Rivaling the biscuits in height is another Southern staple, cornbread, which is hearty (from course-ground cornmeal), light, and not too sweet. The cornbread is key to the restaurant's best seller, the cornbread rancheros, with fried eggs, black beans, roasted-tomato salsa, avocado and cheddar. But mine wasn't layered as promised on the menu, so the dish felt less like a cohesive whole than an order of Mexican eggs with a side of cornbread. A lackluster order at that, with chalky, under-salted beans that did the fried eggs no favors. But even with better beans and layered cornbread, I'm not sure this preparation would be a winner, since cornbread — unlike traditional corn tortillas — is prone to sogginess.

Fortunately, my friends and I had also ordered the banana-walnut pancakes, pleasantly tangy from an all-buttermilk batter and topped with candied walnuts and bananas, as well as the crowd-pleasing custard toast.
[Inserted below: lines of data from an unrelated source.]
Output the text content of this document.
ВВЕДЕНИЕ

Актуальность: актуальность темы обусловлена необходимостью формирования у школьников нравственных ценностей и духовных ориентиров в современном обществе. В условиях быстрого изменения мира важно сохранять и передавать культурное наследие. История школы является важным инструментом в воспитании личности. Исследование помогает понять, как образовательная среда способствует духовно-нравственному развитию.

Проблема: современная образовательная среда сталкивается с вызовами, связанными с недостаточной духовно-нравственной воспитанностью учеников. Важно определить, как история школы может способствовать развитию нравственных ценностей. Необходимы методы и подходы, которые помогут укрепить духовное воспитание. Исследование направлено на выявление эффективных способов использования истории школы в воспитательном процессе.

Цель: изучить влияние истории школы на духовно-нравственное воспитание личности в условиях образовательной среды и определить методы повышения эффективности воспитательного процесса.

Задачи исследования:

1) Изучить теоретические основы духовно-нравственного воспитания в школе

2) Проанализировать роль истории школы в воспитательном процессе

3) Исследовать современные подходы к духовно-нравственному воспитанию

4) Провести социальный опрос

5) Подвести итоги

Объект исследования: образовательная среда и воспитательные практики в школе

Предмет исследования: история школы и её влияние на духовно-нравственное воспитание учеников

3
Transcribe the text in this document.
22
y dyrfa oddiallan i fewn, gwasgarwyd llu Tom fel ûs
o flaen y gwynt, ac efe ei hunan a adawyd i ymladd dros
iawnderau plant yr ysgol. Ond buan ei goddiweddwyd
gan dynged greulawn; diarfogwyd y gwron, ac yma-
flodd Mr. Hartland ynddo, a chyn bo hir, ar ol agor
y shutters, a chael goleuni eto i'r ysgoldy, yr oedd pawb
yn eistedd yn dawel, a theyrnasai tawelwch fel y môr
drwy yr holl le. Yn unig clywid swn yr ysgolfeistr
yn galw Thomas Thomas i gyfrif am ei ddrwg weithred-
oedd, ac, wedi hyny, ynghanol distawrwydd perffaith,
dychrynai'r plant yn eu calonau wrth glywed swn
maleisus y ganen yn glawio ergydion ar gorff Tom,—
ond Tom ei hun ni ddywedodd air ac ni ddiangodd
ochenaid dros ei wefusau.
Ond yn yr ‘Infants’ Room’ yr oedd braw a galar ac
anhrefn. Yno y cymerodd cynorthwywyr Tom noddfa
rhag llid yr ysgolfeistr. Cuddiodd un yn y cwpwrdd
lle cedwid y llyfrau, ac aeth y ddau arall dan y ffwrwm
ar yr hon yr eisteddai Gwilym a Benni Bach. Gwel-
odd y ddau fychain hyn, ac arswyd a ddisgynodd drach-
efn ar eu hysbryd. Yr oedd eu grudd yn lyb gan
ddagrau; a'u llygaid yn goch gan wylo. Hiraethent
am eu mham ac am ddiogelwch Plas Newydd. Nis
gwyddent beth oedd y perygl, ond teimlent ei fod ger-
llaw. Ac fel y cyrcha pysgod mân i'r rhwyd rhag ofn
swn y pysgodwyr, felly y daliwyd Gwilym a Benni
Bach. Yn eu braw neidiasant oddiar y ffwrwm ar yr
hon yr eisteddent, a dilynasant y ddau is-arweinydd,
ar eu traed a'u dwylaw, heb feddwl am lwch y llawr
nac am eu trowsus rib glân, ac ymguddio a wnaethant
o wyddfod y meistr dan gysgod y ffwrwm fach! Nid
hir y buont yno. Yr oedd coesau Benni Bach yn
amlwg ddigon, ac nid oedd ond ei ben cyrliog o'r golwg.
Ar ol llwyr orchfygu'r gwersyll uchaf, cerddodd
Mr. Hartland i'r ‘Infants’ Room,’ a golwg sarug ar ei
Served in a deep bowl, with berries (or, in fall and winter, tart apple compote), the toast is the breakfast equivalent of a soufflé that needs to be pre-ordered at the start of the meal. The dish takes twenty minutes to make — longer than that if you count the overnight soak in a nutmeg-scented custard — with eggy brioche griddled until brown and finished in the oven. On a menu without dessert, this powdered-sugar-dusted dish could easily stand in for one.

Sharp stresses that he never set out to create a Sassafras-like spot, with shrimp and grits and filé powder and such. After all, the restaurant is called the Universal, not the Southern. And the sandwiches definitely have universal appeal, especially the grass-fed burger and the standout banh mi, with nubby tempeh, sambal-spiked mayonnaise, and sweet-and-spicy pickled cucumbers, carrots and onions. So does the Greek-style yogurt, which the kitchen further strains over cheesecloth until it's nearly as thick as camembert, then layers with granola and enough fruit for a fruit bowl.

Having just celebrated the restaurant's one-year anniversary in a spot that quickly swallowed up many earlier efforts, Sharp is busy making plans for the future. The counter is scheduled for a facelift, its display case soon to be full of Coda coffee beans, T-shirts, chocolate chip cookies and maybe Anson Mills heirloom grits. By the end of the summer, he hopes to have the Universal open seven days a week, and says he's even considering branching out into dinner. Who knows? Maybe Paula Deen's oven-fried chicken won't be too far behind. No fryers required.